Styropek USA, Inc. operates a major plastic production facility at the confluence of Raccoon Creek and a heavily industrialized stretch of the Ohio River, approximately 20 miles outside of Pittsburgh.  Along with its wholly-owned subsidiary BVPV Styrenics LLC, Styropek produce approximately 123,000 tons of expandable polystyrene (EPS) beads, or “nurdles,” at the nondescript facility each year.  The nurdles are small, rigid spheres that measure up to 3 millimeters in diameter.  Styropek’s customers eventually expand the nurdles into a moldable foam, colloquially referred to as “Styrofoam,” which is used for everything from coffee cups to coolers and packing materials.

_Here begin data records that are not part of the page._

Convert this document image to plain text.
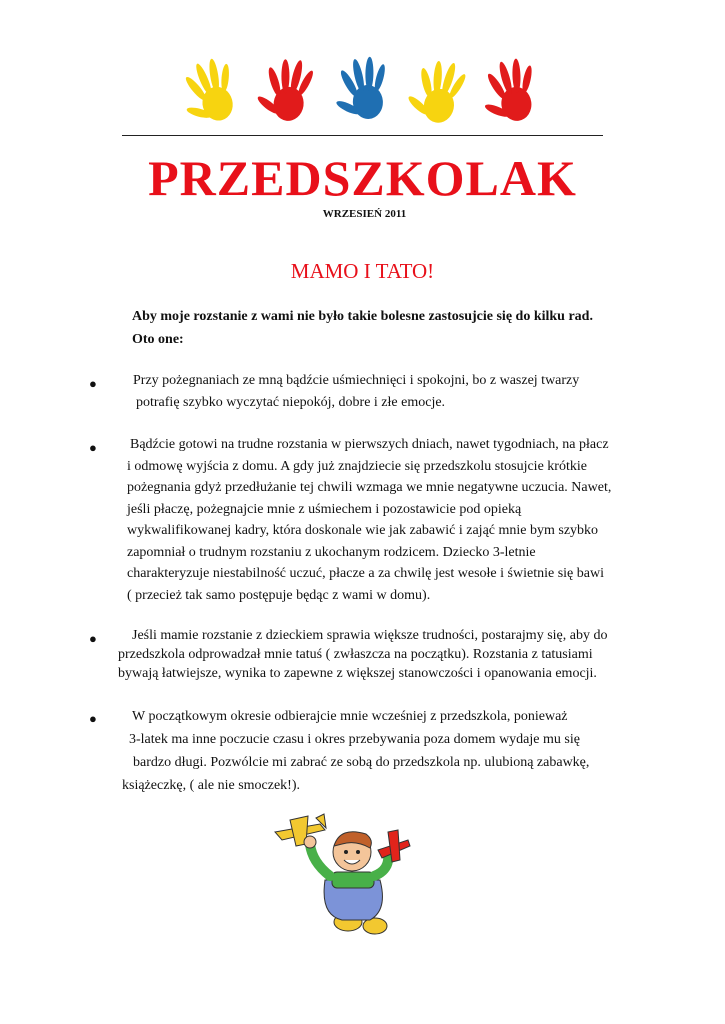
PRZEDSZKOLAK
WRZESIEŃ 2011
MAMO I TATO!
Aby moje rozstanie z wami nie było takie bolesne zastosujcie się do kilku rad.
Oto one:
●	Przy pożegnaniach ze mną bądźcie uśmiechnięci i spokojni, bo z waszej twarzy
potrafię szybko wyczytać niepokój, dobre i złe emocje.
● Bądźcie gotowi na trudne rozstania w pierwszych dniach, nawet tygodniach, na płacz
i odmowę wyjścia z domu. A gdy już znajdziecie się przedszkolu stosujcie krótkie
pożegnania gdyż przedłużanie tej chwili wzmaga we mnie negatywne uczucia. Nawet,
jeśli płaczę, pożegnajcie mnie z uśmiechem i pozostawicie pod opieką
wykwalifikowanej kadry, która doskonale wie jak zabawić i zająć mnie bym szybko
zapomniał o trudnym rozstaniu z ukochanym rodzicem. Dziecko 3-letnie
charakteryzuje niestabilność uczuć, płacze a za chwilę jest wesołe i świetnie się bawi
( przecież tak samo postępuje będąc z wami w domu).
●	Jeśli mamie rozstanie z dzieckiem sprawia większe trudności, postarajmy się, aby do
przedszkola odprowadzał mnie tatuś ( zwłaszcza na początku). Rozstania z tatusiami
bywają łatwiejsze, wynika to zapewne z większej stanowczości i opanowania emocji.
●	W początkowym okresie odbierajcie mnie wcześniej z przedszkola, ponieważ
3-latek ma inne poczucie czasu i okres przebywania poza domem wydaje mu się
bardzo długi. Pozwólcie mi zabrać ze sobą do przedszkola np. ulubioną zabawkę,
książeczkę, ( ale nie smoczek!).
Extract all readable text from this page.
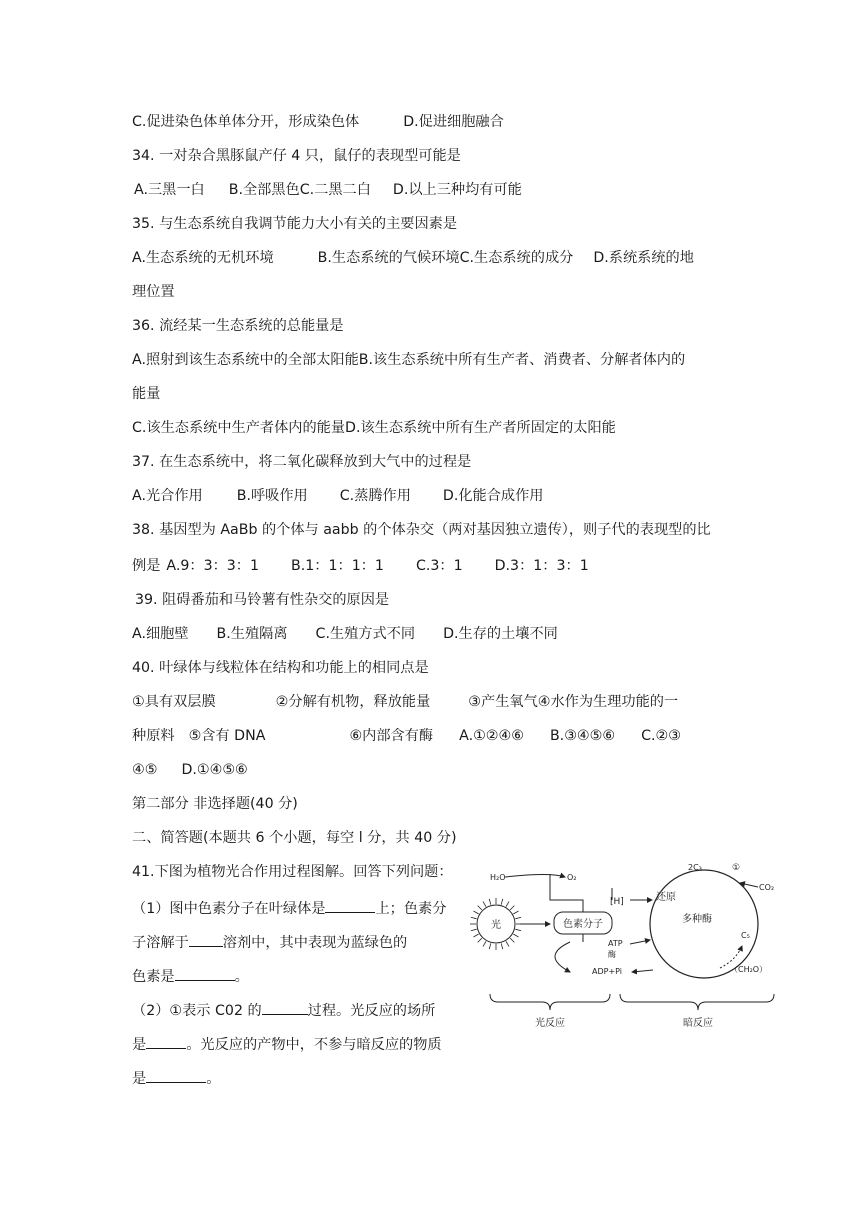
C.促进染色体单体分开，形成染色体	D.促进细胞融合
34. 一对杂合黑豚鼠产仔 4 只，鼠仔的表现型可能是
A.三黑一白 B.全部黑色C.二黑二白 D.以上三种均有可能
35. 与生态系统自我调节能力大小有关的主要因素是
A.生态系统的无机环境	B.生态系统的气候环境C.生态系统的成分 D.系统系统的地
理位置
36. 流经某一生态系统的总能量是
A.照射到该生态系统中的全部太阳能B.该生态系统中所有生产者、消费者、分解者体内的
能量
C.该生态系统中生产者体内的能量D.该生态系统中所有生产者所固定的太阳能
37. 在生态系统中，将二氧化碳释放到大气中的过程是
A.光合作用 B.呼吸作用 C.蒸腾作用 D.化能合成作用
38. 基因型为 AaBb 的个体与 aabb 的个体杂交（两对基因独立遗传），则子代的表现型的比
例是 A.9：3：3：1 B.1：1：1：1 C.3：1 D.3：1：3：1
39. 阻碍番茄和马铃薯有性杂交的原因是
A.细胞壁 B.生殖隔离 C.生殖方式不同 D.生存的土壤不同
40. 叶绿体与线粒体在结构和功能上的相同点是
①具有双层膜	②分解有机物，释放能量	③产生氧气④水作为生理功能的一
种原料 ⑤含有 DNA	⑥内部含有酶 A.①②④⑥ B.③④⑤⑥ C.②③
④⑤ D.①④⑤⑥
第二部分 非选择题(40 分)
二、简答题(本题共 6 个小题，每空 l 分，共 40 分)
41.下图为植物光合作用过程图解。回答下列问题：
（1）图中色素分子在叶绿体是	上；色素分
子溶解于 溶剂中，其中表现为蓝绿色的
色素是	。
（2）①表示 C02 的	过程。光反应的场所
是	。光反应的产物中，不参与暗反应的物质
是	。
光	色素分子
H₂O	O₂
[H]
ATP
酶
ADP+Pi
2C₃	①
CO₂
还原
多种酶
C₅
（CH₂O）
光反应	暗反应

Although small in size, nurdles pose an outsize risk to the environment and human health.  Lightweight nurdles frequently make their way into aquatic environments through drains and watercourses.  Even purportedly non-toxic nurdles like those produced by Styropek act as “toxic sponges,” attracting hydrophobic chemical toxins and bacteria and transporting them throughout aquatic environments.  Studies establish that hundreds of fish species ingest such plastics, which then enter the food chain of humans and other animals.

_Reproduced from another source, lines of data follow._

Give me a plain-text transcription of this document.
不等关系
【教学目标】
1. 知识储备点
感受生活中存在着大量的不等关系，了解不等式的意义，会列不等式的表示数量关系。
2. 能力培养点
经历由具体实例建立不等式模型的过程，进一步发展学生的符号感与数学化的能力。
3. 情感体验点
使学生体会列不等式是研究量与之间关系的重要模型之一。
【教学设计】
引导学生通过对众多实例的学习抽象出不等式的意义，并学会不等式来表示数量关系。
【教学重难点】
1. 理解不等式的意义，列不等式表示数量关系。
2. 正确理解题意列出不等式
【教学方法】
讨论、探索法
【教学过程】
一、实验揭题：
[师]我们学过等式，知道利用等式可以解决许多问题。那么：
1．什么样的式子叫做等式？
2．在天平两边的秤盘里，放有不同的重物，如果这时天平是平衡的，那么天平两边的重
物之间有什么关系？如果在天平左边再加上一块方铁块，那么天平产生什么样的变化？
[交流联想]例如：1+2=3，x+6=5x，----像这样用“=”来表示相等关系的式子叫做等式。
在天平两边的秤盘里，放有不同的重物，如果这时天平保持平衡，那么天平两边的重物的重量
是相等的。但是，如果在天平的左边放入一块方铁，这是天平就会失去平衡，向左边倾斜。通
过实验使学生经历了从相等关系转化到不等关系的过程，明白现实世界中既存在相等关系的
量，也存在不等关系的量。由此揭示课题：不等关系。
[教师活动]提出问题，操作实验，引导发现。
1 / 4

Knowing this, the staff of Three Rivers Waterkeeper were rightfully alarmed when they discovered in the Fall of 2022 that the Styropek Facility was routinely discharging nurdles into Raccoon Creek.  During monthly “nurdle patrols” of the waterbody, they repeatedly documented nurdles bubbling to the surface from Styropek’s underwater outfall and coating aquatic vegetation.  Because Styropek has no permitted limits for nurdles under the Clean Water Act, any discharge is a violation.  Additionally, the company’s Clean Water Act permit specifically prohibits the discharge of floating solids that produce deposits or may have adverse impacts on aquatic life.

In December 2023, NELC filed a lawsuit on behalf of Three Rivers Waterkeeper and PennEnvironment to hold Styropek accountable and bring an end to the discharges as quickly as possible.  The case is currently pending in the U.S. District Court for the Western District of Pennsylvania.